Zelda peered up from her bed in shock, her mouth a comical ‘O’ shape. “What?”

I stripped my shirt off, kicked my shoes from my feet, and took a step closer to her. She watched me from the top of the pale green sheets, frozen.

“Take everything off,” I demanded.

“My pizza will be here in a minute.”

I unbuckled my belt. “They can leave it outside the door.”

"Luca, no. This is a bad idea," Zelda's voice was soft, but her face stony. "We have to talk, not… not… Please."

I shook my head. "My mind is a mess. We'll talk after."

"Luca…" Her eyes were pleading with me, but I couldn't see fucking straight. Rage overtook me, toward her, toward myself, toward everything that had led to this moment.

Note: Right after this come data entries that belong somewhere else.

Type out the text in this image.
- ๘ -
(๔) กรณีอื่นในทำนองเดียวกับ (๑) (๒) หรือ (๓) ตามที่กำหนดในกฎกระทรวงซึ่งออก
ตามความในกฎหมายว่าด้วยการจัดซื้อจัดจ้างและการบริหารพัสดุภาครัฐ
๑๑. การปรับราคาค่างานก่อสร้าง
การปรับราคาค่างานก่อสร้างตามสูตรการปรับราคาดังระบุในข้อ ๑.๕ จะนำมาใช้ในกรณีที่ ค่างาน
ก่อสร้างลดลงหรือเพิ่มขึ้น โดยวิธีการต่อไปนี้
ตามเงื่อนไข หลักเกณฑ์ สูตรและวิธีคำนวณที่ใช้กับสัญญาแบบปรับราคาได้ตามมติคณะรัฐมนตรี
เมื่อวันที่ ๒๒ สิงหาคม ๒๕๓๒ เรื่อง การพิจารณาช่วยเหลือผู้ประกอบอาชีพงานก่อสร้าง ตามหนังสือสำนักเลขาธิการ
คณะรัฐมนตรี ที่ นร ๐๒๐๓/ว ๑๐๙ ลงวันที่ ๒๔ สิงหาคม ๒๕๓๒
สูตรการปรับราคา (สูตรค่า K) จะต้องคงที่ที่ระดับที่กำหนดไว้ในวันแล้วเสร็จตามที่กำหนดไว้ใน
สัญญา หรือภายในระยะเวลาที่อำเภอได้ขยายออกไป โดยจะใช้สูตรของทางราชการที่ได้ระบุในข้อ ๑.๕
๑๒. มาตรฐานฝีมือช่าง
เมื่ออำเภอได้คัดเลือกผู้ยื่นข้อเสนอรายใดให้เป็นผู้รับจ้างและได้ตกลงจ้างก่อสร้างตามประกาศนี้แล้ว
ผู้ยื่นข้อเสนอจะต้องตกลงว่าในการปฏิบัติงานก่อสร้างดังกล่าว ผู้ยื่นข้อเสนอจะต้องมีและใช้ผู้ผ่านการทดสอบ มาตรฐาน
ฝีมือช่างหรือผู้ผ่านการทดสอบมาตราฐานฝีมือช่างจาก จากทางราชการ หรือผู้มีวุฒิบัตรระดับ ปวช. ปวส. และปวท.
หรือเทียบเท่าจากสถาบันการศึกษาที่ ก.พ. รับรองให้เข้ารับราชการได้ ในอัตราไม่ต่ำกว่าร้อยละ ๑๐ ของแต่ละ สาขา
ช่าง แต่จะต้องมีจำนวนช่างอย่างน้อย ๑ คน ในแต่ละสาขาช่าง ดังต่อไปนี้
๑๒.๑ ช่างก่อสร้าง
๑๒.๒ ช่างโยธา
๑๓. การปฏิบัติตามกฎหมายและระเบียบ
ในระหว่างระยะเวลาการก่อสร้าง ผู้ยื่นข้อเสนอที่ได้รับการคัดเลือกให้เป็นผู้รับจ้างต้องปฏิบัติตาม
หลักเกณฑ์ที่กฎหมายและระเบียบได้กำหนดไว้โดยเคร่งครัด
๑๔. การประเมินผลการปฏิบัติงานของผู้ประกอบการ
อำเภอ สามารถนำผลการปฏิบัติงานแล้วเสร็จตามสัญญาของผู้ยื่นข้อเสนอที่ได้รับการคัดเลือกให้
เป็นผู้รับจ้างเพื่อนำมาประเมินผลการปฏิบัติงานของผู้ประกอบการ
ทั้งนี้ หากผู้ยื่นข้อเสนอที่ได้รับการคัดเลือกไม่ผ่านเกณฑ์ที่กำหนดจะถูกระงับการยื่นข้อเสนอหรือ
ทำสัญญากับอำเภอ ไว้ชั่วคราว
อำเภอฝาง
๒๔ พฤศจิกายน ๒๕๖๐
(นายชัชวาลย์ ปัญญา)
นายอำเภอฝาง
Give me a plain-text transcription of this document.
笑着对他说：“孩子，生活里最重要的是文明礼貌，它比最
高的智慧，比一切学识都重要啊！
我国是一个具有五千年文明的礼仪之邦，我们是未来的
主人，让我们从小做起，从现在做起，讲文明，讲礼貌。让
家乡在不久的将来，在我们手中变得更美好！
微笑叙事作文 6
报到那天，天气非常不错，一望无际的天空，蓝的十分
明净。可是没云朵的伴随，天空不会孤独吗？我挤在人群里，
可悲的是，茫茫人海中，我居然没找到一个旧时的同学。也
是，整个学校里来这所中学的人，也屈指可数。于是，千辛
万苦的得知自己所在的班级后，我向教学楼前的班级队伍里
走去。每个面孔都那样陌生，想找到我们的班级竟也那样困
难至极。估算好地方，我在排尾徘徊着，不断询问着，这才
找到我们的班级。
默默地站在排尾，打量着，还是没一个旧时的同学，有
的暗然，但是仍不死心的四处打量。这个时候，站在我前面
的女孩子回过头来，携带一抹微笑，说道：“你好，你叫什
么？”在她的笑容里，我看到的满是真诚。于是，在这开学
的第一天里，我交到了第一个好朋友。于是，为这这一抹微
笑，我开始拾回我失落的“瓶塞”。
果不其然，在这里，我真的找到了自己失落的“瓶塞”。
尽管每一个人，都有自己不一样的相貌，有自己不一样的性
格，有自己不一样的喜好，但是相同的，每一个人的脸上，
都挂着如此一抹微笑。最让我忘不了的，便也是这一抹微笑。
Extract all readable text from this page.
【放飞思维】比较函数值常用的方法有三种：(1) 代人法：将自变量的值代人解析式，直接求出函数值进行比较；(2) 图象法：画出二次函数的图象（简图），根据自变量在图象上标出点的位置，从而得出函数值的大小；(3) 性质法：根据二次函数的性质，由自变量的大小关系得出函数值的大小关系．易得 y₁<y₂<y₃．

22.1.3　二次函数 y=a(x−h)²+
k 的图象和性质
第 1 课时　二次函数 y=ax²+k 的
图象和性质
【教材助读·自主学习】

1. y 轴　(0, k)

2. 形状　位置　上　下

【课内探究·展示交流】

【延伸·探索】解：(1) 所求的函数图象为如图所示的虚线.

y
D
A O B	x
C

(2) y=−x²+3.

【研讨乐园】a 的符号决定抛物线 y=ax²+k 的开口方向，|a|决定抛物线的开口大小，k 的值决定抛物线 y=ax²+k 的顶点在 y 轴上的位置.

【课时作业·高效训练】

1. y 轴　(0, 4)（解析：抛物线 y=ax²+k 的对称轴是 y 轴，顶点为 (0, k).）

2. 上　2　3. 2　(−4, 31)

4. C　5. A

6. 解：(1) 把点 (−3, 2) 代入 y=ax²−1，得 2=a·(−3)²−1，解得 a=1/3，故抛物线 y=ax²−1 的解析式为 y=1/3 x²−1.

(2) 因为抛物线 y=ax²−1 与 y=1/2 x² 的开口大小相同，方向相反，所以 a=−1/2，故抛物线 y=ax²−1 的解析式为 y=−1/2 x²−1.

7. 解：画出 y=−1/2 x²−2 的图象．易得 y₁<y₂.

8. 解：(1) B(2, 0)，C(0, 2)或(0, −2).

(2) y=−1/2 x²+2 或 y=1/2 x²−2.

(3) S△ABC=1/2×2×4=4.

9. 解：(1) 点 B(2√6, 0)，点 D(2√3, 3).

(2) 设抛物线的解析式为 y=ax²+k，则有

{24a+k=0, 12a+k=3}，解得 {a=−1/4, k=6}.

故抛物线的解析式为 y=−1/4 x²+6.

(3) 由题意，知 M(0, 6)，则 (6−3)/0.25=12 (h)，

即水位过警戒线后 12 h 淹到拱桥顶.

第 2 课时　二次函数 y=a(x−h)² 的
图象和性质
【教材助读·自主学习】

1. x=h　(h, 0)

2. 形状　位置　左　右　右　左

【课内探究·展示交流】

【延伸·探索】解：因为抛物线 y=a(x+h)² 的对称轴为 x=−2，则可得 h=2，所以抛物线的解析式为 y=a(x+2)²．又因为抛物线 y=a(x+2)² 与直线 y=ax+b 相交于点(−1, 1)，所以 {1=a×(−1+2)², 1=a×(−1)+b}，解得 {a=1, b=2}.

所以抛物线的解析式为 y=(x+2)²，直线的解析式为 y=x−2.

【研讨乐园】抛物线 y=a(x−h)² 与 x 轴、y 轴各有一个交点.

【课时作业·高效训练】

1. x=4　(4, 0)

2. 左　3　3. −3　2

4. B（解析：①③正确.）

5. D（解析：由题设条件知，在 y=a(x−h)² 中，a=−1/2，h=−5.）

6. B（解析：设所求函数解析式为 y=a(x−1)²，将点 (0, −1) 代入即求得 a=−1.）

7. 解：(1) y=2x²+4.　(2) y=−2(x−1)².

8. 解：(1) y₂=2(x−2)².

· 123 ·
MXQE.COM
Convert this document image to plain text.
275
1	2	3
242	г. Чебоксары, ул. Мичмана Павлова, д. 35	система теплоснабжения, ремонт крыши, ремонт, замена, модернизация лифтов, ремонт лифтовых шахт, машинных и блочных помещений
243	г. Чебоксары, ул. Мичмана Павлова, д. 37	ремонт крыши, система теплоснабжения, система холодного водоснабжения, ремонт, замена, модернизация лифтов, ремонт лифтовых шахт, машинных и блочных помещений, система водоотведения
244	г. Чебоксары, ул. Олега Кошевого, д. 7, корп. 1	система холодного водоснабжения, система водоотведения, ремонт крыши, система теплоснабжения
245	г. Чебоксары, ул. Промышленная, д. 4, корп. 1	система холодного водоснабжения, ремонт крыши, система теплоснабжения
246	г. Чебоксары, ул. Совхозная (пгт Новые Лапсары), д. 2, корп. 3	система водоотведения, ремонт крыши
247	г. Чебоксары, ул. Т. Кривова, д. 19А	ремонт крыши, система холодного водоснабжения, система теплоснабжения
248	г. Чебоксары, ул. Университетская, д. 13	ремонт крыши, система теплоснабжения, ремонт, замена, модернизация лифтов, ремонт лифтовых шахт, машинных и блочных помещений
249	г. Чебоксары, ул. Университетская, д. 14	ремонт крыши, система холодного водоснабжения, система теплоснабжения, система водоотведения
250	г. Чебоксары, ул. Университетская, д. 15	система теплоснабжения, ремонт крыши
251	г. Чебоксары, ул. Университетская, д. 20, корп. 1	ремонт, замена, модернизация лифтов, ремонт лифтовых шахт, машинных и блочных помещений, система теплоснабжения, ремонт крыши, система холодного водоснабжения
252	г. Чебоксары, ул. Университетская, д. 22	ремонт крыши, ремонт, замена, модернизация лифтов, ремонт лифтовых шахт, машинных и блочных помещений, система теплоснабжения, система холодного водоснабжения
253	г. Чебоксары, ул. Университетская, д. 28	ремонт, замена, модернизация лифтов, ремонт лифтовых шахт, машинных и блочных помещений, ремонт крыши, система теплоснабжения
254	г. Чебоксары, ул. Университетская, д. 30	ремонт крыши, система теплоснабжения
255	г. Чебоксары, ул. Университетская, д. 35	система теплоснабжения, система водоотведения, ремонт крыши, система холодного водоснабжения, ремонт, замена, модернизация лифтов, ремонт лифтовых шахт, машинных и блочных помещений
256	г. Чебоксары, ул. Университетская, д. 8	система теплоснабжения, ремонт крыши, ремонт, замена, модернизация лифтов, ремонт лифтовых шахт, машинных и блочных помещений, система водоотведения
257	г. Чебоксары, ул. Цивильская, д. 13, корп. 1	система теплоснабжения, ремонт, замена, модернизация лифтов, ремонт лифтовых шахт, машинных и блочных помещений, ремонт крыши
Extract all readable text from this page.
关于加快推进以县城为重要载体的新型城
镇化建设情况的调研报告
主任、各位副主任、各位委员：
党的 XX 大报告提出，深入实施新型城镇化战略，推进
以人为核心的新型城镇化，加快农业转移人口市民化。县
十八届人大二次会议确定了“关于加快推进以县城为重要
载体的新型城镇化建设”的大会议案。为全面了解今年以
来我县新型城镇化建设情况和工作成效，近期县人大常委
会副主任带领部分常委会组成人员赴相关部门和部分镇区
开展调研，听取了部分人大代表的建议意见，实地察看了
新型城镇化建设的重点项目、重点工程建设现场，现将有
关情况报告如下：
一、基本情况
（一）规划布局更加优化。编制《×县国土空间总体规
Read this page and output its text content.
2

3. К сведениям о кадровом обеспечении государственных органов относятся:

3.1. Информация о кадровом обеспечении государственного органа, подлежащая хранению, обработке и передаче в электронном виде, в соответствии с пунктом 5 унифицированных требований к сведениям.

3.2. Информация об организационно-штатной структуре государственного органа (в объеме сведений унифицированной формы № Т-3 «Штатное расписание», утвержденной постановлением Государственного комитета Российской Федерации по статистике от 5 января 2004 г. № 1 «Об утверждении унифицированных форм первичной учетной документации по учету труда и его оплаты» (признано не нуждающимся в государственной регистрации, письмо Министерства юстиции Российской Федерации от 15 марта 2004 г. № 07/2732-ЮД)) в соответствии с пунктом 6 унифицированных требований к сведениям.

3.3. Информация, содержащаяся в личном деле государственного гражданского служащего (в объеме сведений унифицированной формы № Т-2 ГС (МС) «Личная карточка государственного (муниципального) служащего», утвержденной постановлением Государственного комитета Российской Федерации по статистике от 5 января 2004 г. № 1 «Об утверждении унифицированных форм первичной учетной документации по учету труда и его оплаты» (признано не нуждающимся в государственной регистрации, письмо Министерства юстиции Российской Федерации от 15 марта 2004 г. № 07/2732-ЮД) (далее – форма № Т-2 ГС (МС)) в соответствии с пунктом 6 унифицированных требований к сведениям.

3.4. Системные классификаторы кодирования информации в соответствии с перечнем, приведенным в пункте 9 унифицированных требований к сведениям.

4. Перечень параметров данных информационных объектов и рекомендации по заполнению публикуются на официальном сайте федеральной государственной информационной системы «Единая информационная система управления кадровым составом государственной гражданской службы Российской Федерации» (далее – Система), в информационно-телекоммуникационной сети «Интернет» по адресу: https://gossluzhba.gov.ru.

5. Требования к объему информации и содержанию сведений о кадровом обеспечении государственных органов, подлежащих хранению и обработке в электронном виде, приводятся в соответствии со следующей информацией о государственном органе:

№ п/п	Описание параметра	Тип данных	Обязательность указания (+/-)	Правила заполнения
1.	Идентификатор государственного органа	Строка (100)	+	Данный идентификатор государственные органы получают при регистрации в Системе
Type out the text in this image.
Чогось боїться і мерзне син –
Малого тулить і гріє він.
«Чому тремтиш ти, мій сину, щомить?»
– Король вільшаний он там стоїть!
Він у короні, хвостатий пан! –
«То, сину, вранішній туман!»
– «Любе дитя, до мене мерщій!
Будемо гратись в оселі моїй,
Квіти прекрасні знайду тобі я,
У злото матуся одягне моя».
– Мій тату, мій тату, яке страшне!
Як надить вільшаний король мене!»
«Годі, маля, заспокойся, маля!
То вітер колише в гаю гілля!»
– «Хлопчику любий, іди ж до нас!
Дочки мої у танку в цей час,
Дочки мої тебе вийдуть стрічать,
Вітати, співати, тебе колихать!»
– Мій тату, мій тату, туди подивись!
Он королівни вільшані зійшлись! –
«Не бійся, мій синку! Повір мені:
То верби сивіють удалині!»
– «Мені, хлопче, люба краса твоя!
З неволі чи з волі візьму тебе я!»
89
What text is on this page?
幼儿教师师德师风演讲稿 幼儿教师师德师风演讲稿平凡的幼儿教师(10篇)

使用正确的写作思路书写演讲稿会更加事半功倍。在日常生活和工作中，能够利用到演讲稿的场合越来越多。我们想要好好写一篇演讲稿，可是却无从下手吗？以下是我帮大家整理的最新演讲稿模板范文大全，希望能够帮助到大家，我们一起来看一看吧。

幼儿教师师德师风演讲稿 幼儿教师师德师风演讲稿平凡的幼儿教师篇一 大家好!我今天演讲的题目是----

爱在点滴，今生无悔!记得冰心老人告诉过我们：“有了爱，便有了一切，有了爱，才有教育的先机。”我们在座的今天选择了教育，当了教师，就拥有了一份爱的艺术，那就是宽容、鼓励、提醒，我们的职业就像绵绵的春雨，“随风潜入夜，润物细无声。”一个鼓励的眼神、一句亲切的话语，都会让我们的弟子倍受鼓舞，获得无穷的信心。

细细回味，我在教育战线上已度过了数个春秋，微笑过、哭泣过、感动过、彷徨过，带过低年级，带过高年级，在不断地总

I held her gaze as I started stripping off my clothes, unbuttoning my shirt, going for the cuffs next. She watched, her lips pursed.

"Why can't we have a normal discussion about this? Be adults." Tears welled in her eyes and her voice rose, with her hands tense and her voice strained, she shouted, "I'm so fucking addicted to you that I don't even care! Luca, fuck me. Do what you want to me." She slumped. "We'll talk after."

Even though she looked resigned, unhappy, I moved closer, kicking my jeans and underwear from my ankles and stepping out of them, leaving myself completely bare. My cock jutted out, reaching for her. I stroked it and gestured with my head to urge her on. “Let me see all of you, Zelda. I need to.”

She gulped back her emotion and nodded, her gaze dropping from mine. Of course I knew how wrong this was. She was begging me for affection, for a moment's pause to discuss options or just exist together in the mess we'd created with our poor decisions and shitty actions. But I couldn't. If I let her in, I would collapse.

“Strip. Spread your legs.”

She sighed and stood, removing her robe and revealing her naked body beneath. I studied her with fresh eyes. Her nipples might be a fraction darker, her hips rounder, but her stomach didn’t look any different. It wasn’t flat, it never was, but it was only the slightest curve, a natural shape, no sign of my child in her womb. Shit. A small part of me was disappointed I couldn’t see the evidence.